O MDL, sob esta ótica econômica, pode estimular, por outro lado, os países muito pobres a ganhar recursos financeiros sem esforço, vendendo as suas florestas como sumidouros, isto é, como se fossem seus bens particulares, recursos que na realidade, são da natureza do planeta e patrimônio comum da humanidade. A preocupação com os mecanismos que permitirão a compra e a venda de Certificados de Emissões de Carbono nas bolsas de valores vem crescendo, esperando-se a comercialização internacional de créditos de emissão de carbono – que terá uma demanda prevista de 20 bilhões de dólares anuais.

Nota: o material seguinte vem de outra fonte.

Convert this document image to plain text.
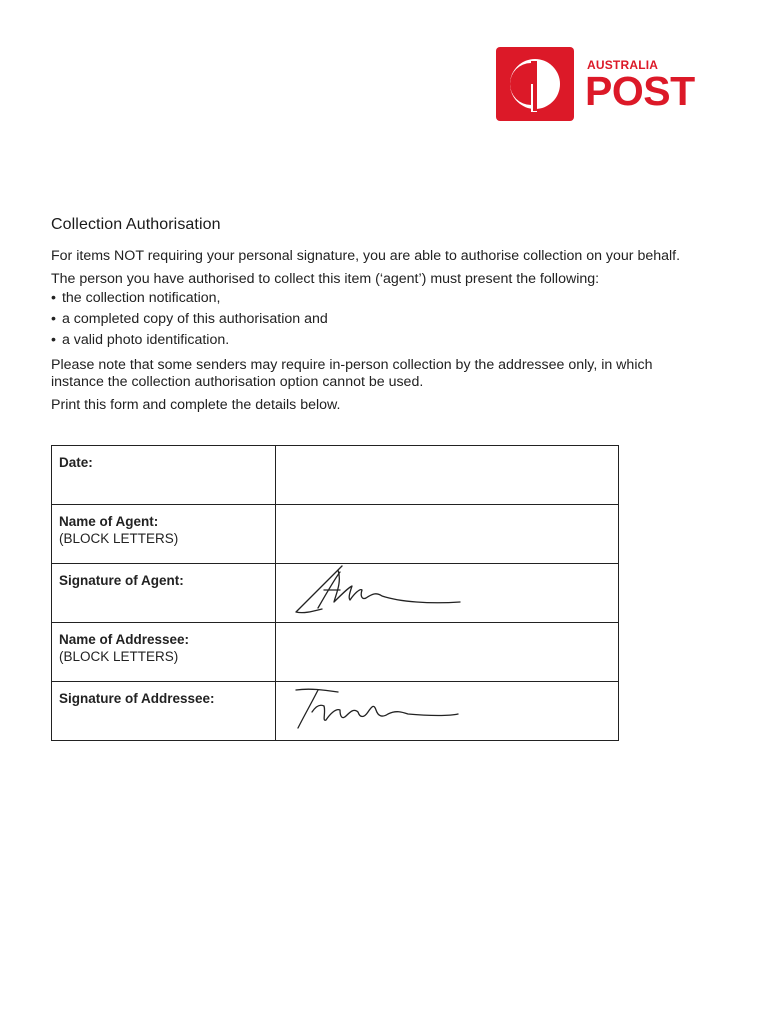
AUSTRALIA
POST
Collection Authorisation

For items NOT requiring your personal signature, you are able to authorise collection on your behalf.

The person you have authorised to collect this item (‘agent’) must present the following:

• the collection notification,
• a completed copy of this authorisation and
• a valid photo identification.

Please note that some senders may require in-person collection by the addressee only, in which instance the collection authorisation option cannot be used.

Print this form and complete the details below.

Date:	

Name of Agent:
(BLOCK LETTERS)	

Signature of Agent:

Name of Addressee:
(BLOCK LETTERS)	

Signature of Addressee:
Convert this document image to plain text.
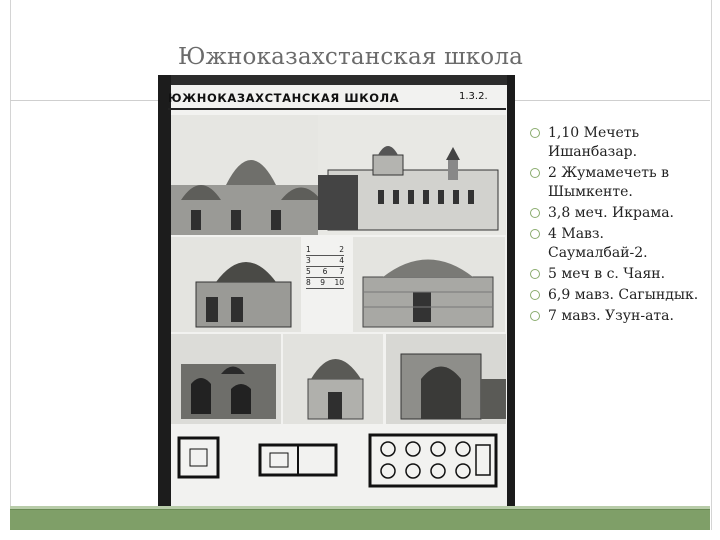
Южноказахстанская школа
ЮЖНОКАЗАХСТАНСКАЯ ШКОЛА	1.3.2.
1	2
3	4
5 6 7
8 9 10
1,10 Мечеть Ишанбазар.
2 Жумамечеть в Шымкенте.
3,8 меч. Икрама.
4 Мавз. Саумалбай-2.
5 меч в с. Чаян.
6,9 мавз. Сагындык.
7 мавз. Узун-ата.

O que nos interessa, entretanto, são os mecanismos de desenvolvimento limpo, que possibilitarão recursos financeiros para projetos em países em desenvolvimento para uma efetiva redução das emissões de carbono. É preciso não perder de vista que o esforço de expansão econômica do Brasil de forma sustentável deve reforçar o perfil ambientalmente saudável da matriz energética brasileira, incluir novo e mais eficiente processos industriais, substituir combustíveis poluentes e usar bio-combustíveis renováveis ou biomassa vegetal, bem como as outras fontes de energia limpa como a solar, hidroeletricidade ou eólica ao lado de um amplo programa de revegetação de áreas historicamente degradadas. O Brasil, que teve papel importante na definição e negociação da proposta do MDL, deve se engajar nas determinações do Protocolo de Kyoto objetivando a melhoria do clima do planeta e não como uma mesquinha tentativa de “tomar uns trocados” dos países industrializados. Na esfera das relações econômicas as variáveis quantitativas habitualmente são utilizadas para espelhar a performance de produtos e serviços. Os problemas ambientais, no entanto, são infinitamente mais complexos.
A abordagem economicista do problema do aquecimento climático preocupa-se excessivamente, por exemplo, com o fim das reservas de petróleo e justifica assim, a busca de tecnologias alternativas para substituí-lo. Mas por que não considerar a hipótese de que o petróleo não esteja no limite de exaustão de suas reservas e que o aumento insustentável da poluição e o aquecimento global poderão atingir níveis tão elevados quando nos aproximarmos do fim das reservas que o mundo correrá o risco de chegar ao fim antes de queimarmos o último petróleo?